One of the limitations of this study is that the results were obtained from immunodeficient mice bearing SW1990 cells derived tumors, while other covariates except NBW might be more important to the survival results in other animal models and tumors, such as the immune status of the host, which required further investigation in more different xenografts. In addition, the PK models for DEX as well as GEM were adopted from previous publications [19, 21], and the individual PK for the mice was not considered in the PK/PD model, which may lead to over-estimation for the variability of the parameters in the PK/PD models. Furthermore, it would be a more complicated situation when it comes to clinical cancer therapy, and even more risk factors that may associate with the clinical survival endpoints need to be taken into consideration. Last but not least, the small sample size for model development and external validation was a significant limitation in the current study, and there were still some misfits in the model possibly due to the limited data, which may bring some uncertainties and keep us modest with the conclusions.

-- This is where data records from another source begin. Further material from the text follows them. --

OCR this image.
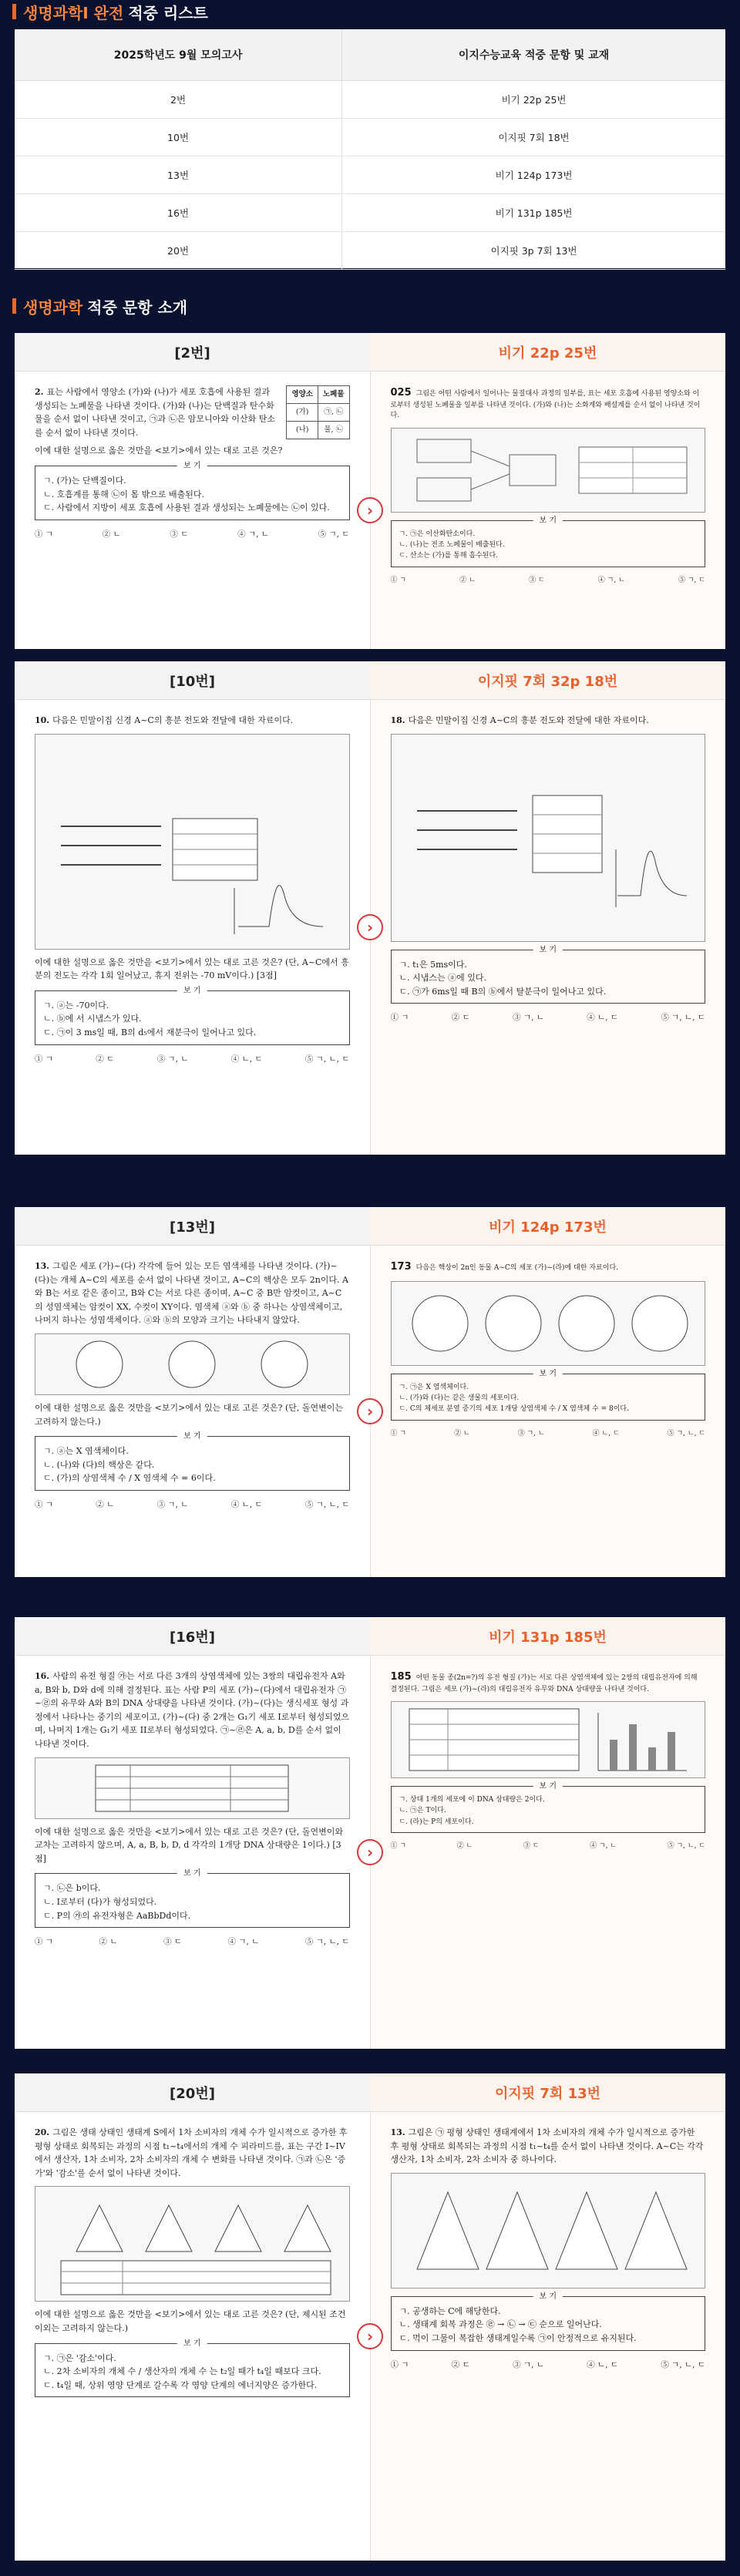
생명과학I 완전 적중 리스트
2025학년도 9월 모의고사	이지수능교육 적중 문항 및 교재
2번	비기 22p 25번
10번	이지핏 7회 18번
13번	비기 124p 173번
16번	비기 131p 185번
20번	이지핏 3p 7회 13번
생명과학 적중 문항 소개
[2번]	비기 22p 25번
2. 표는 사람에서 영양소 (가)와 (나)가 세포 호흡에 사용된 결과 생성되는 노폐물을 나타낸 것이다. (가)와 (나)는 단백질과 탄수화물을 순서 없이 나타낸 것이고, ㉠과 ㉡은 암모니아와 이산화 탄소를 순서 없이 나타낸 것이다.
영양소	노폐물
(가)	㉠, ㉡
(나)	물, ㉡
이에 대한 설명으로 옳은 것만을 <보기>에서 있는 대로 고른 것은?
보 기
ㄱ. (가)는 단백질이다.
ㄴ. 호흡계를 통해 ㉡이 몸 밖으로 배출된다.
ㄷ. 사람에서 지방이 세포 호흡에 사용된 결과 생성되는 노폐물에는 ㉡이 있다.
① ㄱ	② ㄴ	③ ㄷ	④ ㄱ, ㄴ	⑤ ㄱ, ㄷ
025 그림은 어떤 사람에서 일어나는 물질대사 과정의 일부를, 표는 세포 호흡에 사용된 영양소와 이로부터 생성된 노폐물을 일부를 나타낸 것이다. (가)와 (나)는 소화계와 배설계를 순서 없이 나타낸 것이다.
보 기
ㄱ. ㉠은 이산화탄소이다.
ㄴ. (나)는 전조 노폐물이 배출된다.
ㄷ. 산소는 (가)를 통해 흡수된다.
① ㄱ	② ㄴ	③ ㄷ	④ ㄱ, ㄴ	⑤ ㄱ, ㄷ
›
[10번]	이지핏 7회 32p 18번
10. 다음은 민말이집 신경 A~C의 흥분 전도와 전달에 대한 자료이다.
이에 대한 설명으로 옳은 것만을 <보기>에서 있는 대로 고른 것은? (단, A~C에서 흥분의 전도는 각각 1회 일어났고, 휴지 전위는 -70 mV이다.) [3점]
보 기
ㄱ. ⓐ는 -70이다.
ㄴ. ⓑ에 서 시냅스가 있다.
ㄷ. ㉠이 3 ms일 때, B의 d₅에서 재분극이 일어나고 있다.
① ㄱ	② ㄷ	③ ㄱ, ㄴ	④ ㄴ, ㄷ	⑤ ㄱ, ㄴ, ㄷ
18. 다음은 민말이집 신경 A~C의 흥분 전도와 전달에 대한 자료이다.
보 기
ㄱ. t₁은 5ms이다.
ㄴ. 시냅스는 ⓐ에 있다.
ㄷ. ㉠가 6ms일 때 B의 ⓑ에서 탈분극이 일어나고 있다.
① ㄱ	② ㄷ	③ ㄱ, ㄴ	④ ㄴ, ㄷ	⑤ ㄱ, ㄴ, ㄷ
›
[13번]	비기 124p 173번
13. 그림은 세포 (가)~(다) 각각에 들어 있는 모든 염색체를 나타낸 것이다. (가)~(다)는 개체 A~C의 세포를 순서 없이 나타낸 것이고, A~C의 핵상은 모두 2n이다. A와 B는 서로 같은 종이고, B와 C는 서로 다른 종이며, A~C 중 B만 암컷이고, A~C의 성염색체는 암컷이 XX, 수컷이 XY이다. 염색체 ⓐ와 ⓑ 중 하나는 상염색체이고, 나머지 하나는 성염색체이다. ⓐ와 ⓑ의 모양과 크기는 나타내지 않았다.
이에 대한 설명으로 옳은 것만을 <보기>에서 있는 대로 고른 것은? (단, 돌연변이는 고려하지 않는다.)
보 기
ㄱ. ⓐ는 X 염색체이다.
ㄴ. (나)와 (다)의 핵상은 같다.
ㄷ. (가)의 상염색체 수 / X 염색체 수 = 6이다.
① ㄱ	② ㄴ	③ ㄱ, ㄴ	④ ㄴ, ㄷ	⑤ ㄱ, ㄴ, ㄷ
173 다음은 핵상이 2n인 동물 A~C의 세포 (가)~(라)에 대한 자료이다.
보 기
ㄱ. ㉠은 X 염색체이다.
ㄴ. (가)와 (다)는 같은 생물의 세포이다.
ㄷ. C의 체세포 분열 중기의 세포 1개당 상염색체 수 / X 염색체 수 = 8이다.
① ㄱ	② ㄴ	③ ㄱ, ㄴ	④ ㄴ, ㄷ	⑤ ㄱ, ㄴ, ㄷ
›
[16번]	비기 131p 185번
16. 사람의 유전 형질 ㉮는 서로 다른 3개의 상염색체에 있는 3쌍의 대립유전자 A와 a, B와 b, D와 d에 의해 결정된다. 표는 사람 P의 세포 (가)~(다)에서 대립유전자 ㉠~㉣의 유무와 A와 B의 DNA 상대량을 나타낸 것이다. (가)~(다)는 생식세포 형성 과정에서 나타나는 중기의 세포이고, (가)~(다) 중 2개는 G₁기 세포 I로부터 형성되었으며, 나머지 1개는 G₁기 세포 II로부터 형성되었다. ㉠~㉣은 A, a, b, D를 순서 없이 나타낸 것이다.
이에 대한 설명으로 옳은 것만을 <보기>에서 있는 대로 고른 것은? (단, 돌연변이와 교차는 고려하지 않으며, A, a, B, b, D, d 각각의 1개당 DNA 상대량은 1이다.) [3점]
보 기
ㄱ. ㉡은 b이다.
ㄴ. I로부터 (다)가 형성되었다.
ㄷ. P의 ㉮의 유전자형은 AaBbDd이다.
① ㄱ	② ㄴ	③ ㄷ	④ ㄱ, ㄴ	⑤ ㄱ, ㄴ, ㄷ
185 어떤 동물 종(2n=?)의 유전 형질 (가)는 서로 다른 상염색체에 있는 2쌍의 대립유전자에 의해 결정된다. 그림은 세포 (가)~(라)의 대립유전자 유무와 DNA 상대량을 나타낸 것이다.
보 기
ㄱ. 상대 1개의 세포에 이 DNA 상대량은 2이다.
ㄴ. ㉠은 T이다.
ㄷ. (라)는 P의 세포이다.
① ㄱ	② ㄴ	③ ㄷ	④ ㄱ, ㄴ	⑤ ㄱ, ㄴ, ㄷ
›
[20번]	이지핏 7회 13번
20. 그림은 생태 상태인 생태계 S에서 1차 소비자의 개체 수가 일시적으로 증가한 후 평형 상태로 회복되는 과정의 시점 t₁~t₄에서의 개체 수 피라미드를, 표는 구간 I~IV에서 생산자, 1차 소비자, 2차 소비자의 개체 수 변화를 나타낸 것이다. ㉠과 ㉡은 '증가'와 '감소'를 순서 없이 나타낸 것이다.
이에 대한 설명으로 옳은 것만을 <보기>에서 있는 대로 고른 것은? (단, 제시된 조건 이외는 고려하지 않는다.)
보 기
ㄱ. ㉠은 '감소'이다.
ㄴ. 2차 소비자의 개체 수 / 생산자의 개체 수 는 t₂일 때가 t₄일 때보다 크다.
ㄷ. t₄일 때, 상위 영양 단계로 갈수록 각 영양 단계의 에너지양은 증가한다.
13. 그림은 ㉠ 평형 상태인 생태계에서 1차 소비자의 개체 수가 일시적으로 증가한 후 평형 상태로 회복되는 과정의 시점 t₁~t₄를 순서 없이 나타낸 것이다. A~C는 각각 생산자, 1차 소비자, 2차 소비자 중 하나이다.
보 기
ㄱ. 공생하는 C에 해당한다.
ㄴ. 생태계 회복 과정은 ㉣ → ㉡ → ㉢ 순으로 일어난다.
ㄷ. 먹이 그물이 복잡한 생태계일수록 ㉠이 안정적으로 유지된다.
① ㄱ	② ㄷ	③ ㄱ, ㄴ	④ ㄴ, ㄷ	⑤ ㄱ, ㄴ, ㄷ
›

Nevertheless, the current study has revealed the importance of body weight monitoring and survival analysis in preclinical oncology studies, which was often left in the basket in the past but actually worth considering in future preclinical studies, and the proposed model structure with DEX and GEM could provide some reference to other modeling and simulation studies in preclinical stages. For other anti-tumor drugs with different mechanisms, tumor size and NBW might not possibly be the only factors connecting drug efficacy, toxicity and survival outcomes in preclinical studies. In future studies, the applicability of the model would be tested in various situations including different anti-cancer drugs and different cancer xenograft models, and the workflow of parametric survival analysis in preclinical studies could be further explored and optimized.

Conclusion

In summary, a parametric TTE model of pancreatic cancer SW1990 xenografts’ survival integrated with longitudinal PK/PD models based on tumor sizes and NBW was developed and validated. NBW showed a more direct and important relation with the survival results of SW1990 tumor-bearing mice compared with tumor sizes, suggesting that it could be biased to evaluate the anti-cancer therapeutic efficacy with tumor growth inhibition alone, and survival analysis together with systemic safety biomarkers such as body weight might deserve more attention in preclinical oncology studies.